La Cour a conclu, à l’unanimité, à une violation des articles 3 et 8 de la Convention européenne des droits de l’homme dans les trois affaires, ainsi qu’à une violation de l’article 14 combiné avec les articles 3 et 8 dans la requête n° 46949/21. Retour sur un arrêt qui questionne profondément le cadre légal et judiciaire français en matière de violences sexuelles sur mineures.
Les faits à l’origine de l’affaire L. et autres c. France
1. L’affaire L. contre France (n° 46949/21)
La requérante, âgée de 14 ans au moment des faits, a dénoncé des rapports sexuels répétés avec plusieurs sapeurs-pompiers, dans un contexte de grande fragilité psychologique. L’enquête a duré plus de dix ans, se soldant par un non-lieu pour les faits de viol. La CEDH a pointé un défaut d’analyse du contexte de vulnérabilité et de la notion de consentement réel.
2. L’affaire H.B. contre France (n° 24989/22)
Âgée de 14 ans, H.B. a eu des relations sexuelles avec des adultes alors qu’elle était en état d’ivresse manifeste. Les juridictions internes ont estimé qu’elle pouvait être considérée comme consentante. La CEDH a reproché l’absence de prise en compte de l’alcoolisation et du contexte de vulnérabilité dans l’évaluation du consentement.
3. L’affaire M.L. contre France (n° 39759/22)
M.L. a dénoncé des rapports non consentis survenus à l’âge de 16 ans lors d’une soirée. La justice française a conclu à un non-lieu, sans accorder suffisamment de crédit à ses déclarations, ni évaluer correctement son état psychologique. La CEDH a critiqué l’usage de stéréotypes de genre et un déséquilibre dans l’évaluation des témoignages.
Analyse juridique de l’arrêt de la CEDH
Violations des articles 3 et 8 de la Convention EDH
La Cour rappelle que l’État a l’obligation positive de protéger ses citoyens contre les atteintes à leur intégrité physique et psychologique, en particulier dans les cas de violences sexuelles. Elle considère que le système pénal français, dans ces affaires, n’a pas permis une répression effective des actes non consentis, ni garanti une prise en charge adaptée des victimes.

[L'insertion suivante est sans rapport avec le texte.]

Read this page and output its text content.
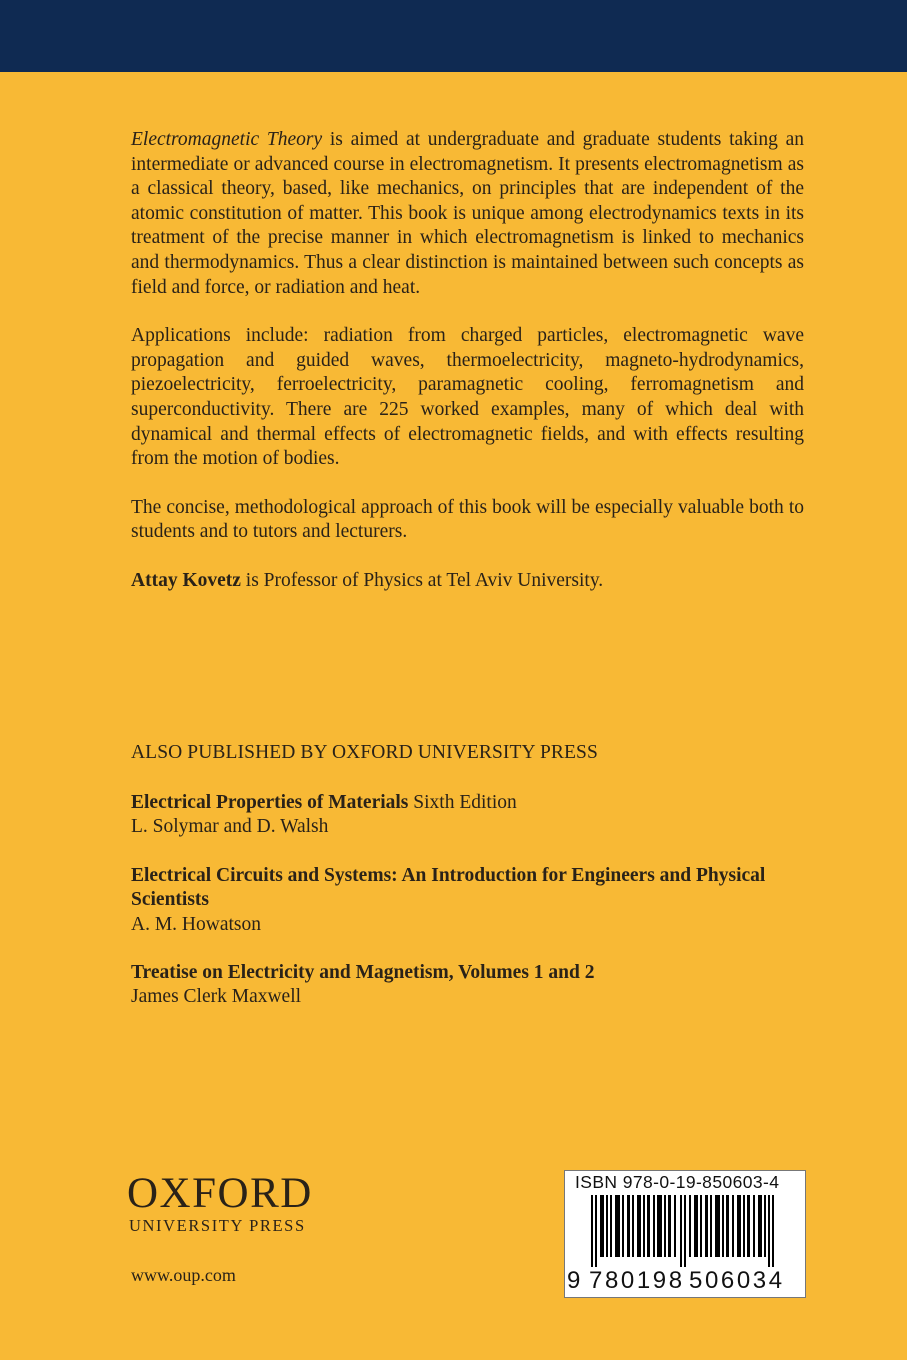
Electromagnetic Theory is aimed at undergraduate and graduate students taking an intermediate or advanced course in electromagnetism. It presents electromagnetism as a classical theory, based, like mechanics, on principles that are independent of the atomic constitution of matter. This book is unique among electrodynamics texts in its treatment of the precise manner in which electromagnetism is linked to mechanics and thermodynamics. Thus a clear distinction is maintained between such concepts as field and force, or radiation and heat.

Applications include: radiation from charged particles, electromagnetic wave propagation and guided waves, thermoelectricity, magneto-hydrodynamics, piezoelectricity, ferroelectricity, paramagnetic cooling, ferromagnetism and superconductivity. There are 225 worked examples, many of which deal with dynamical and thermal effects of electromagnetic fields, and with effects resulting from the motion of bodies.

The concise, methodological approach of this book will be especially valuable both to students and to tutors and lecturers.

Attay Kovetz is Professor of Physics at Tel Aviv University.

ALSO PUBLISHED BY OXFORD UNIVERSITY PRESS
Electrical Properties of Materials Sixth Edition
L. Solymar and D. Walsh
Electrical Circuits and Systems: An Introduction for Engineers and Physical Scientists
A. M. Howatson
Treatise on Electricity and Magnetism, Volumes 1 and 2
James Clerk Maxwell
OXFORD
UNIVERSITY PRESS
www.oup.com
ISBN 978-0-19-850603-4
9 780198 506034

Violation de l’article 14 : traitement discriminatoire
Concernant L., la Cour souligne une victimisation secondaire et l’usage de stéréotypes sexistes dans l’analyse judiciaire. Elle conclut à une discrimination fondée sur le sexe, en violation de l’article 14.
Défaillances procédurales et lenteurs judiciaires
Dans deux affaires, la CEDH relève des délais excessifs, portant atteinte à l’exigence d’effectivité des procédures. L’instruction a duré jusqu’à onze ans dans le cas de L., sans qu’une condamnation ait été prononcée malgré des éléments graves.